Die Hamburger Autorin und Pädagogin Annita Kalpaka („Rassismus als Thema für Feministinnen“) war zusammen mit Nora Räthzel bemüht, das Thema so anzugehen, daß es bei den „weißen“ Frauen nicht gleich lähmende Schuldgefühle und Abwehr auslöste. Ihr Ansatz: Rassismus funktioniert ähnlich wie Sexismus, durch Zuschreiben bestimmter Eigenschaften, durch die Reduktion von Personen auf bestimmte Merkmale. (Männer sind „rational, Frauen „emotional“ - parallel dazu: Inländerinnen sind „rational“ - Ausländerinnen „emotional“). Antirassismus sei im ureigensten Interesse der deutschen Frauenbewegung: „Denn wenn man andere so festlegt, legt man sich selbst auch fest.“ Doch nur selten gelang es, während der Woche zu zeigen, welches Interesse Inländerinnen an einer antirassistischen Bewegung haben könnten, wenn nicht das, ihrem Helferinnensyndrom Genüge zu tun. Ohne Schuldbewußtsein, aber dafür mit Humor und Scharfsinn ging es ebenfalls nicht allzu oft her, eine der Ausnahmen: Der Film aus dem Jahr 1982 von Peter Heller und Diana Bonnelamme: „Wie andere Neger auch.“ Eine „schwarze“ Ethnologin erforscht die Deutschen.

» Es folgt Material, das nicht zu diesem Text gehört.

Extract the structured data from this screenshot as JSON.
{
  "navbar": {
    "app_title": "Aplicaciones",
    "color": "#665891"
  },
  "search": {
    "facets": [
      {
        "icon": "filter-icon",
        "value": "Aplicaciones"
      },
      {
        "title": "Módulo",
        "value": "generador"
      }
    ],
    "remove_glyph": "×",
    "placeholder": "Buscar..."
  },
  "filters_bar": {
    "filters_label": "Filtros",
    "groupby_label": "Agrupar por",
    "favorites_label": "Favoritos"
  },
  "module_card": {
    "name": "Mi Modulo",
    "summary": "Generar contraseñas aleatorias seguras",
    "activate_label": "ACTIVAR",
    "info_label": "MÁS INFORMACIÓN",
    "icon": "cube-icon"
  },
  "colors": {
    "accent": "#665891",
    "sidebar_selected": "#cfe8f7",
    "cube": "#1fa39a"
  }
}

Nach fünf Tagen blieb der diffuse Eindruck: Was das spezifisch Weibliche am Rassismus ist, weiß keine so ganz genau. Selbst Gaststar Christina Thürmer-Rohr konnte da nicht viel weiterhelfen, sie geißelte in ihrem Referat „Befreiung im Singular“ den Egotrip der „weißen“ Frau, der auch dadurch verstärkt werde, daß die Frauenbewegung dazu aufrufe, der weiblichen „Selbstaufopferung“ für andere Ade zu sagen und das eigene „Ich“ zum Programm zu machen. Geprägt durch den von ihnen finanzierten Therapismus herrsche unter den Frauen der Irrglaube vor, das „Ich“ im „Ich“ finden zu können und nicht in der Begegnung. Die weiße Frau von heute sei daher wenig in der Lage sich der „Fremden“ zuzuwenden. Thesen über den „Ethnozentrismus“, über den weiblichen Rassismus hatte sie aber nicht parat. Hoffnung auf Solidarität

Zu „schwarz-weißen“ Zusammenstößen kam es im Vergleich zur Herbsttagung seltener, denn seit der Herbsttagung hatte sich so manche „Weiße“ ihre Gedanken gemacht, über die übertriebene Freundlichkeit mit der sie Ausländerinnen zu behandeln pflegt oder über ihr holzschnittartiges TürkInnenbild oder darüber, warum ihr autonomes Projekt ebenso feministisch wie „weiß“ ist. Aber im Lauf der Woche machte sich bei den „schwarzen“ Frauen Enttäuschung breit, darüber, daß sich die „weißen“ Frauen in Abgrenzungsmanövern untereinander oder gegen „die Typen“ verfingen, anstatt mit ihnen gemeinsam sich gemeinsame Strategien auszudenken (gegen das Ausländergesetz vorzugehen, Komitees gegen Abschiebungen zu bilden). Seinen Höhepunkt erreichte der Unmut auf dem Abschlußplenum am Freitag, wo wieder einmal ergebnislos über den weiblichen Rassismus und Strategien gestritten wurde. Stattdessen trieben „weiße“ deutsche Teilnehmerinnen das Ausgrenzen soweit, daß diesmal die ABM -Organisatorinnen die Betroffenen waren, sie wurden verdächtigt, sich zwar nicht als „Buletten“, aber als „Geldabzockerinnen“ betätigt zu haben. Bei den enttäuschten Ausländerinnen überwog schließlich die Tendenz, sich ebenfalls scharf abzugrenzen, die eigenen Rassismen und Stigmatisierungen (gegen Kurdinnen, gegen Indios, gegen „die Deutschen“) kaum mehr in Gegenwart der „Weißen“ zu benennen. Auch die taz-Berichterstatterin bekam ihr Fett ab: „Für die DDR habt ihr massig Platz, für uns nicht.“ Organisatorin Silke Ahrens war am Ende der „Ausgrenzungswoche“ überzeugt: „Es gibt nicht mehr 'wir Frauen‘ oder 'die Frauenbewegung'“. Das Thema „Rassismus“ brennt den Ausländerinnen in Zeiten der „Deutschtümelei“ jedoch unter den Nägeln. Und die Hoffnung auf „Solidarität“ ist noch nicht begraben. Die nächste, die 9. Bremer Frauenwoche, soll sich deshalb erneut den weiblichen „Rassismus“ vornehmen. „Dann aber ohne die Sexismusdebatte“, sagte Lale Direkoglu.